Say Yes to the Dress is a television show shown onTLC that shows brides looking for the perfect wedding dress. The show takes place at a top wedding dress store, Kleinfeld Bridal in Manhattan. The brides make appointments to find their perfect dress, and meet with a bridal consultant. Then she tries on many dresses and to add to the drama, the bride usually brings lots of family members to give their many points of view. Hopefully, she finds the perfect dress and then we get to see a peek of the wedding and how happy she is.

This show takes shopping obsessions to a new level. Not only are we trained to want things all the time, now instead of going shopping, we can just watch other people shop. Watching the ritual of the American marriage can defiantly be fascinating. The brides are determined to find the Perfect Wedding Dress. They will pay any amount of money (at Kleinfeld Bridal, the cheapest dresses are 2,000 dollars), buy multiple dresses for their dream wedding, and even after they find their PWD, they will change their minds and start the hunt all over.
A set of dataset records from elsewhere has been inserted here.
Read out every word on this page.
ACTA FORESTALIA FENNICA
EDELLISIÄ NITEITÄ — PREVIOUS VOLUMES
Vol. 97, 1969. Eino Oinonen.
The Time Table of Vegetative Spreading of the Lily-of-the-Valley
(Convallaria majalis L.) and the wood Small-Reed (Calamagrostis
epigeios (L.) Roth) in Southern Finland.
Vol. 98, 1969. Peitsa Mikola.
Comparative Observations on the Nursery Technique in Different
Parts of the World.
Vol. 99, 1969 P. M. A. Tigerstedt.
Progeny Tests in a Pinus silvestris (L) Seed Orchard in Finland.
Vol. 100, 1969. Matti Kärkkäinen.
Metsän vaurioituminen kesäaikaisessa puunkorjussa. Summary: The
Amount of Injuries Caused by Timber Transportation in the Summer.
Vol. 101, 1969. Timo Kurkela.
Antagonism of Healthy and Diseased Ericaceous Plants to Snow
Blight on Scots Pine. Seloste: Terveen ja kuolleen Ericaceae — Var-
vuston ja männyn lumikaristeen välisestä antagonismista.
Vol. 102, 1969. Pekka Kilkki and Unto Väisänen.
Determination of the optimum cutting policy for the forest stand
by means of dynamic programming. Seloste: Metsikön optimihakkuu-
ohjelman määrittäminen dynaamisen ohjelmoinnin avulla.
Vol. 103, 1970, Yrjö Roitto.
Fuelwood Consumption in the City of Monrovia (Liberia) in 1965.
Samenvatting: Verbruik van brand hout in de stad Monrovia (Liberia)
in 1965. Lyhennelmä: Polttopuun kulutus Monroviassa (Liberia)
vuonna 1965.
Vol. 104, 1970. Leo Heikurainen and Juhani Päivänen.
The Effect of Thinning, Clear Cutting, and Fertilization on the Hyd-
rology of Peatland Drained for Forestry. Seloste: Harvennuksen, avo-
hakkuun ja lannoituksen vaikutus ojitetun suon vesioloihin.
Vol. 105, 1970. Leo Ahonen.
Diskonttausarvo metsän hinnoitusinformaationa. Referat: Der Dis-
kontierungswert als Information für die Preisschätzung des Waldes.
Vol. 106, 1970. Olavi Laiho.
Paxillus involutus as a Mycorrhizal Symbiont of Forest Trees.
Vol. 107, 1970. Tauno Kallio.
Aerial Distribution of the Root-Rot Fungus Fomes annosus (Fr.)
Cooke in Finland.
It is fascinating how much emphasis has been placed on the PWD. The brides see their wedding as an expression of their relationship with their fiancé, and of themselves. What they look like on the ‘most important day of their life’ is critical for them to feel happy, confident and beautiful-like a princess. Women must have the perfect body, perfect hair, perfect makeup, perfect jewelry, perfect ceremony, perfect reception, perfect honeymoon and, oh yeah, the perfect husband. With all this pressure, things are sure to go wrong. This is why there are so many wedding themed reality TV shows, the producers just have to film, and they will get a great show.

What’s also funny is despite how determined each woman is to have the PWD; most of the dresses are very similar to each other. Long, white, flowey, sequined-when you see a woman in a dress like this you know she is the bride. If you have a body that is hard to fit, or very specific, unusual look you want, getting this kind of special attention would make more sense, but most women are easy to fit, and want a wedding dress that looks like a wedding dress.

The most disturbing part of this show to me is the complete and blatant shift from saying yes to the marriage, to saying yes to the dress. The brides and brides’ family is completely focused on how the bride will look. They are not focused on if they will have a happy marriage, or even focused on how the groom will look. The bride’s physical presence is at the top of the totem pole in the mainstream American wedding, with the groom as both her accessory and her reason of being.